Wales sets 2026-29 business rates transitional relief

From 1 April 2026, if your business rates bill in Wales jumps by more than £300 because of revaluation, that rise won’t hit all at once. It will be phased over two years under new regulations that come into force on 31 December 2025. We’ve read the rules so you don’t have to, and we’ll walk through the maths with clear examples you can check against your bill.

What changes for you is simple: Wales will discount most of the increase at first, then taper that support. In 2026–27 you pay only 33% of the increase; in 2027–28 you pay 66% of the increase; by 2028–29 you’re on your full bill. The Welsh Government is fully funding this scheme.

Who qualifies? Your property must have been on a local or central rating list on 31 March 2026, you must have occupied it that day, and you must still be the ratepayer when the bill is due. The increase has to be more than £300. If your property is subject to a section 44A ‘partly occupied’ apportionment, this specific relief does not apply. Central list properties are included.

Let’s decode the two key ideas you’ll see on guidance and bills. Base liability (BL) is your 31 March 2026 chargeable amount, annualised. Notional chargeable amount (NCA) is what your 1 April 2026 bill would be if there were no transitional rules. The relief compares NCA with BL and then applies a daily deduction across the year.

There are a few guardrails. The deduction is calculated daily, using 365 in 2026–27 and 366 in 2027–28 because that year overlaps a leap year. If a deduction would push your bill below zero, your chargeable amount is set to £0 for that day. And if your chargeable amount falls later (for example after a successful valuation change), the NCA used for the calculation is reset from the effective date of that change.

How it’s applied. For local list properties, councils will update bills automatically where the criteria are met. For central list ratepayers, the Welsh Government will adjust bills. If something looks off, you can ask your council to check the calculation.

Bigger picture for 2026. The revaluation takes effect from 1 April 2026 and, alongside transitional relief, Wales is changing the multipliers: a standard multiplier of 0.502, a new lower retail multiplier set at 0.350 for small to medium shops, and a higher multiplier at 0.515 for the largest properties by value. Ministers have also set aside £116m over two years to fund the transition.

Worked example 1 (small shop). Suppose your 2025–26 bill (BL) was £3,000 and your 2026–27 notional bill (NCA) is £4,200 after any other reliefs. The increase is £1,200, so you qualify. In 2026–27 your deduction is 67% of £1,200 = £804. Your payable bill becomes £4,200 − £804 = £3,396. In 2027–28 your pre‑calculated deduction is 34% of £1,200 = £408. Your bill for 2027–28 is whatever the chargeable amount is for that year, minus £408. By 2028–29 the deduction is £0 and you pay the full chargeable amount.

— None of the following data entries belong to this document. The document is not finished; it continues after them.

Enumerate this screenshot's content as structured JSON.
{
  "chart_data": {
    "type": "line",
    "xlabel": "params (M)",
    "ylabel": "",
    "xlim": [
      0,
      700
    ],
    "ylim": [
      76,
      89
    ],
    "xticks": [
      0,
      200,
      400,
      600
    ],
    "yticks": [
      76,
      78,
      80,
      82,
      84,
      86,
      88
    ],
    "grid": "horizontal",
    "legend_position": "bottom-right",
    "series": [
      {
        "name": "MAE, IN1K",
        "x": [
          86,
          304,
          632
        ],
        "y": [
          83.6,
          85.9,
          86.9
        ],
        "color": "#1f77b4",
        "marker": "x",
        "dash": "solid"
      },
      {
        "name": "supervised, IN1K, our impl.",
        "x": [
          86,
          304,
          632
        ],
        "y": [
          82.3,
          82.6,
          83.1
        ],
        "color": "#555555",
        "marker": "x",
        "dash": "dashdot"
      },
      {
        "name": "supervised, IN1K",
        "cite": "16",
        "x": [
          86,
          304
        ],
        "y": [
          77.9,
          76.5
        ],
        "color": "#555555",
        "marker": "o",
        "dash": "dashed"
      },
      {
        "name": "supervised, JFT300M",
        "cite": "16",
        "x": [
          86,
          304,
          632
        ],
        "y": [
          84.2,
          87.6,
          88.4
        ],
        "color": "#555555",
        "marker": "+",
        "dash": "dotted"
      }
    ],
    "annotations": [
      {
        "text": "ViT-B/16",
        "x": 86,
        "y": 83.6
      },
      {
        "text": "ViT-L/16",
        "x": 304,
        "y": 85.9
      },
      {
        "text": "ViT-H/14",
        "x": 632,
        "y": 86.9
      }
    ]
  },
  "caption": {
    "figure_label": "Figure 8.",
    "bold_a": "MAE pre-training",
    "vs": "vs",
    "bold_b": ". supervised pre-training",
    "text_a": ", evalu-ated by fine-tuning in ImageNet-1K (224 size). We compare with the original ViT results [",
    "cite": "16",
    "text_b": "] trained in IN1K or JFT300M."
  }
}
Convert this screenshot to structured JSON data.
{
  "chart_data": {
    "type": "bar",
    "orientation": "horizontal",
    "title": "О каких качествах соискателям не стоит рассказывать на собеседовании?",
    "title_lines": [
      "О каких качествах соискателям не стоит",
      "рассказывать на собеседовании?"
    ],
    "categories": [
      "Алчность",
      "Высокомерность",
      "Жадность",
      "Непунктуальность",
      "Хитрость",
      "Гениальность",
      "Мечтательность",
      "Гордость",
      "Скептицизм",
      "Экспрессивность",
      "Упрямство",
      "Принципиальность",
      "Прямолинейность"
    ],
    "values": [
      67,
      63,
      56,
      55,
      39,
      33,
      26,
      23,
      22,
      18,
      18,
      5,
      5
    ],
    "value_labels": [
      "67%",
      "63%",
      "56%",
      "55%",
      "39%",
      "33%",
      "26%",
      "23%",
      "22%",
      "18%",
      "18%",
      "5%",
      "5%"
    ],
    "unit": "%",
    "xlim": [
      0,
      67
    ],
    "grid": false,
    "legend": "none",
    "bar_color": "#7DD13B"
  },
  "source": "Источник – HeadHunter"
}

Worked example 2 (larger office). Imagine BL is £50,000 and NCA is £65,000. The increase is £15,000. Year one deduction: 67% of £15,000 = £10,050, so you pay the 2026–27 chargeable amount minus £10,050. Year two deduction: 34% of £15,000 = £5,100, so you pay the 2027–28 chargeable amount minus £5,100. Year three: no deduction from this scheme.

If your property becomes empty after 1 April 2026, transitional relief can still apply after any initial empty‑property relief ends. The relief is calculated daily, so it pauses during a three‑month empty period (six months for industrial) when your bill may already be nil, then resumes if you remain the same ratepayer.

If your valuation goes down during the scheme, your entitlement is recalculated from the effective date. If inflation moves the multiplier in 2027–28, that does not trigger a fresh entitlement calculation: the deduction you earned based on 1 April 2026 stays fixed for that second year.

Where this sits in law. The scheme is set out in the Non‑Domestic Rating (Chargeable Amounts) (Wales) Regulations 2025, made in December and applying from 1 April 2026. This instrument is listed as SI 2025/1371 on legislation.gov.uk.

What this means for planning. Keep your 31 March 2026 bill safe and note who the ratepayer was that day. Compare it with your 1 April 2026 position once your new bill arrives. If the increase is over £300 and you meet the conditions, expect the deduction to appear automatically. If it doesn’t, contact your council’s business rates team with both bills to hand.

Glossary for your lesson notes. Hereditament: the property or unit you pay rates on. Local list: the council‑held list of properties. Central list: national list for certain network‑type properties. BL: your 31 March 2026 amount annualised. NCA: your 1 April 2026 amount annualised. Multiplier: pence in the pound used to turn rateable value into a bill. For questions about how your rateable value was set, the Valuation Office Agency handles that.